Le azioni della società sono scese di oltre il 2% durante la seduta di giovedì.
Per il 2025, D’Amico ha registrato un utile netto rettificato di 91,6 milioni di dollari, sostenuto da condizioni favorevoli nel mercato del trasporto marittimo di prodotti petroliferi. La società ha inoltre proposto un dividendo finale che porterebbe il payout al 55% dell’utile netto.
Nonostante la debolezza dei ricavi, D’Amico ha affermato di aver beneficiato di tariffe di nolo record su alcune rotte, spinte dalle tensioni geopolitiche legate al conflitto con l’Iran.

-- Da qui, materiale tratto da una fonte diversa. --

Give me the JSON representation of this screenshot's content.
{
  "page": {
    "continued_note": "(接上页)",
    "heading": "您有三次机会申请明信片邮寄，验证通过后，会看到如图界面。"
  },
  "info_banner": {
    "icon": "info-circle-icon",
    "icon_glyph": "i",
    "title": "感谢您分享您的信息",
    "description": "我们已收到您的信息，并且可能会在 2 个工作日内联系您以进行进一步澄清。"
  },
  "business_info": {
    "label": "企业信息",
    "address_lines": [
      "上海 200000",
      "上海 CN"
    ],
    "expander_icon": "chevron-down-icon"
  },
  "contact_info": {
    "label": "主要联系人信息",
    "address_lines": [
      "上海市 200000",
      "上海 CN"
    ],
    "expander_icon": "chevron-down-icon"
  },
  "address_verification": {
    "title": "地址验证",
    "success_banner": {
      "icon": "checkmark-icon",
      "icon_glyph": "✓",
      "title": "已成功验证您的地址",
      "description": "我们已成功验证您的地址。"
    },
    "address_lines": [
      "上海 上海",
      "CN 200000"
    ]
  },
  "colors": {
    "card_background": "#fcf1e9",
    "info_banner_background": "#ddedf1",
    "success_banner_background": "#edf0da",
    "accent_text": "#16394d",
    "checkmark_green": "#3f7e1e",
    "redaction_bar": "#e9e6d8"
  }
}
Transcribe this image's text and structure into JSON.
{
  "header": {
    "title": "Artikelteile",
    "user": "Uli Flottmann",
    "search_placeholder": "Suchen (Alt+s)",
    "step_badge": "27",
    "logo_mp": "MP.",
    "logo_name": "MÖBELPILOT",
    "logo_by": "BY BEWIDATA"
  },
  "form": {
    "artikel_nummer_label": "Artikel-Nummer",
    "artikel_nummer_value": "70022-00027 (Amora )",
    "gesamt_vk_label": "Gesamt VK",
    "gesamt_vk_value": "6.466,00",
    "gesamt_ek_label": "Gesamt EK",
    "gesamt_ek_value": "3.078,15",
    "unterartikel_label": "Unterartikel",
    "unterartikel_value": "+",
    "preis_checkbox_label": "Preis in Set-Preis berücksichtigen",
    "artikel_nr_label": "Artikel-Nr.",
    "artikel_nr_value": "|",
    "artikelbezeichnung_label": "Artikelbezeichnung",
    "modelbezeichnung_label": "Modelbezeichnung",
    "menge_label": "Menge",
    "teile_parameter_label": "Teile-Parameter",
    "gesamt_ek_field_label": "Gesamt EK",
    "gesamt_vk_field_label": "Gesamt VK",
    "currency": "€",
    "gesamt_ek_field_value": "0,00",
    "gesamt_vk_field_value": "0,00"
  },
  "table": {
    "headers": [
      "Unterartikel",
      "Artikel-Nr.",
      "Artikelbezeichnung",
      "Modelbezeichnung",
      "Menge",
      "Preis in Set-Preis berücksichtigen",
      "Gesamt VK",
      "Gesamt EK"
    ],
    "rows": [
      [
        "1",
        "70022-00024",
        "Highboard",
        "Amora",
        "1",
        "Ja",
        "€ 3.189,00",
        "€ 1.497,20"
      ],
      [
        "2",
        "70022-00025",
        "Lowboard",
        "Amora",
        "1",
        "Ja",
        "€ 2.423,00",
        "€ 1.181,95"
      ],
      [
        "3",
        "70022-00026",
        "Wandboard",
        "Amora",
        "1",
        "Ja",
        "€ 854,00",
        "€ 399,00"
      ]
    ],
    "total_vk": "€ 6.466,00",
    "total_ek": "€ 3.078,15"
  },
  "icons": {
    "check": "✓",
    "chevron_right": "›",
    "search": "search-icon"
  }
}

Secondo il management, queste tensioni hanno portato i noli a livelli storicamente elevati, sostenendo la redditività complessiva.
La società ha aggiunto che l’evoluzione dei regimi sanzionatori e un’applicazione più rigorosa delle norme hanno modificato i flussi commerciali globali e ridotto la disponibilità effettiva della flotta di petroliere, favorendo gli operatori conformi alle normative internazionali. D’Amico ha inoltre sottolineato che la resilienza della domanda globale di petrolio e i vincoli dal lato dell’offerta hanno sostenuto il mercato delle petroliere per prodotti raffinati durante l’anno.
Guardando al futuro, la società prevede che le condizioni favorevoli del mercato possano proseguire nel 2026, sostenute dalle persistenti tensioni geopolitiche e da una domanda solida di trasporto petrolifero.
D’Amico ha affermato che il consumo globale di petrolio e l’attività delle raffinerie dovrebbero aumentare il prossimo anno, contribuendo a sostenere i guadagni del settore delle petroliere.
Sebbene l’espansione della flotta globale possa gradualmente attenuare le condizioni di mercato, la società ritiene che i vincoli sull’offerta continueranno a persistere.